A crise dos livreiros tradicionais em Brasília tem múltiplas causas. Uma delas: a chegada a Brasília das superlivrarias. Hoje, um modelo também em xeque. A Fnac discute a possibilidade de sair do Brasil.

Avançamos os anos acostumados a ver Ivan Presença com seu cantinho no Conic e Chiquinho, com a portinha na UnB resistindo bravamente às transformações de mercado e de comportamento com a revolução digital. De vez em quando, somos surpreendidos com tentativas de desalojá-los.

Chiquinho me tranquiliza por telefone. Diz que a reitora da UnB, Márcia Abrahão, garantiu que ninguém vai mexer com ele nos próximos quatro anos.

Estou feliz. Não há nada por escrito, mas ela me deu a palavra. Vou poder produzir e planejar outros caminhos com tranquilidade

Chiquinho da UnB

Li livros importantíssimos graças ao aconselhamento de Chiquinho. Para quem não sabe, esse é um dos nobres papéis dos livreiros, profissão infelizmente em extinção.

Afinal, quantos de nós estamos lendo um livro neste momento?

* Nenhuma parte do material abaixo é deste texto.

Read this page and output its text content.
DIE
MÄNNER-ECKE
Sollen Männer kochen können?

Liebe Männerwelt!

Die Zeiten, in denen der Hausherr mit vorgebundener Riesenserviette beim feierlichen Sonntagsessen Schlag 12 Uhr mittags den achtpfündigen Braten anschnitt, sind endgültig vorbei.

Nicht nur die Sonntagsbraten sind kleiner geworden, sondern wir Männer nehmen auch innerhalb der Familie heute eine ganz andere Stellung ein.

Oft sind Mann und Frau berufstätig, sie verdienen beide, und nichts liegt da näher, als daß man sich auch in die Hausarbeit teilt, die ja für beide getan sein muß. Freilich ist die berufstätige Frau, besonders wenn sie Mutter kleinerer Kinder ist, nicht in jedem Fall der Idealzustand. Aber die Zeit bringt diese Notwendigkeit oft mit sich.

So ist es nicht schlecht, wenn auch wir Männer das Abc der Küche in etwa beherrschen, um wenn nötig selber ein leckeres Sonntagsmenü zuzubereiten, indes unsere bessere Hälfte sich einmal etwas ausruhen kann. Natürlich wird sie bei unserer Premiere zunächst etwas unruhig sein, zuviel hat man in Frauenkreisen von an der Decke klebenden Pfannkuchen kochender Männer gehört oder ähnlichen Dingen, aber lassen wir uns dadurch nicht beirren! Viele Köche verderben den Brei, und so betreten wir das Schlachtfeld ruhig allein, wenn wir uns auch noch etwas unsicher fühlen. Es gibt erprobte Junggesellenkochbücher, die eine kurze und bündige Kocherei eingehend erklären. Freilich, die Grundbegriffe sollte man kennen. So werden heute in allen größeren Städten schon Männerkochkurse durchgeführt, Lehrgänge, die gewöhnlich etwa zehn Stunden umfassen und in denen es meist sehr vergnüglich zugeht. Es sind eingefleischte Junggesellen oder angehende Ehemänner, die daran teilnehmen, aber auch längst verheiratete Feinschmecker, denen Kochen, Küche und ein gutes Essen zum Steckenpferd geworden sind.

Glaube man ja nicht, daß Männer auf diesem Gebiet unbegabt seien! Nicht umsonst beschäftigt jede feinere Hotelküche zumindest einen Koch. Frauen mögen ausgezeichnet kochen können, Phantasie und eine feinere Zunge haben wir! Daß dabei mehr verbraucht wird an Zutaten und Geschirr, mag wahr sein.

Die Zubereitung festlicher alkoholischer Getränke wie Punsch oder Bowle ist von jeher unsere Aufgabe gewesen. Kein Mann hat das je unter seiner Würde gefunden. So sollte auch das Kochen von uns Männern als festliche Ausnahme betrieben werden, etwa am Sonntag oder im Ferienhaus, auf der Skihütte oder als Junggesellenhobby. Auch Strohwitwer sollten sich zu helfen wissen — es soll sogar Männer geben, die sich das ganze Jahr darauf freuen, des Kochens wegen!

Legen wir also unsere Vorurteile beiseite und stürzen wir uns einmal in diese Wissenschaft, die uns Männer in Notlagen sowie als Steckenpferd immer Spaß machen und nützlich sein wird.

Pego o metrô de Brasília quase que diariamente e conto nos dedos quem está lendo um bom livro de literatura nos vagões. Uma amiga de um amigo que veio da França conhecer Brasília também ficou abismada com os brasilienses que viajam sem ler. Em São Paulo, o impacto é outro. O projeto Tem Mais Gente Lendo, por exemplo, registra e incentiva o hábito no Facebook (a foto que abre esta coluna é dessa rede social);

O tempo reservado para a viagem pertence aos dedos nervosos que passam pela tela do celular. Seria uma substituição pelo e-book? Não ao certo. Basta esticar o olho para ver que a leitura é do conteúdo que circula pelas redes sociais.

A maioria lê livros de concurso, literatura técnica ou obras religiosas. Nesta semana, encontrei um senhor com “1822”, de Laurentino Gomes. Resolvi puxar conversa. Li o romance histórico de narrativa envolvente. Tinha, portanto, assunto. Fui delicadamente cortado.

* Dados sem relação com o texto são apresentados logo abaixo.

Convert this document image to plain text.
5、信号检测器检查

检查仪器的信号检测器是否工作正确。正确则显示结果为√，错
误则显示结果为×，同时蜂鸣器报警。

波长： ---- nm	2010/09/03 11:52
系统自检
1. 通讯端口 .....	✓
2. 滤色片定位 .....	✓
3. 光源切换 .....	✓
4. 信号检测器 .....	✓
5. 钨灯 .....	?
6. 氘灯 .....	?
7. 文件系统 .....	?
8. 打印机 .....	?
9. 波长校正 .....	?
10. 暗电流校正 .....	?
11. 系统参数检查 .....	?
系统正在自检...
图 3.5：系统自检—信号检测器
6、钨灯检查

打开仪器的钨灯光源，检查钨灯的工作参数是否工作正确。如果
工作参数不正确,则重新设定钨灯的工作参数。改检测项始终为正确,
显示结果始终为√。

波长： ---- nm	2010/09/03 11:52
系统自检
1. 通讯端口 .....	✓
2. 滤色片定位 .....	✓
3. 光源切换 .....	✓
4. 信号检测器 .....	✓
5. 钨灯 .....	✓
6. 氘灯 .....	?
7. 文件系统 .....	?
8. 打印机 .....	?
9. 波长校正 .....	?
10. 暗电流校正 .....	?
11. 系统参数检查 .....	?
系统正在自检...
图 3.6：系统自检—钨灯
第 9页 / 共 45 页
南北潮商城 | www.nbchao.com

Desculpe-me, mas preciso voltar à leitura. Reservo meus 90 minutos diários de metrô para manter minha meta de ler três livros por mês

Uau, 36 livros por ano (o índice per capita do brasileiro é 1,7 livro). Fiquei em estado de êxtase. Acho que consigo ler um livro por mês. Nunca fiz essa conta. Mas aquele senhor que educadamente me cortou tinha me provocado. Atualmente, estou viajando com a biografia de Rita Lee: leio em casa, no banheiro, no gramado e no metrô.

Provocado, puxei Rita Lee da mochila e comecei a ler imediatamente.

De repente, ficamos nós dois, lado a lado, no vagão daquele metrô, lendo. Parecia até uma performance. De repente, notei que uma moça do banco lateral nos observou com curiosidade. Tempos depois, após gostosas risadas com a narrativa de Rita, levanto os olhos e vejo aquela moça curiosa lendo “50 Tons de Cinzas”.

Mas “50 Tons de Cinzas” não vale!

Poderia me dizer algum leitor intelectual.

Meu querido, nesses tempos de livros empoeirados a serem vendidos por R$ 5, vale sim.
Pode abrir até um Paulo Coelho no metrô que a gente aplaude.

E olha que eu, ao contrário de alguns preconceituosos, tenho orgulho de dizer: eu li muito Paulo Coelho.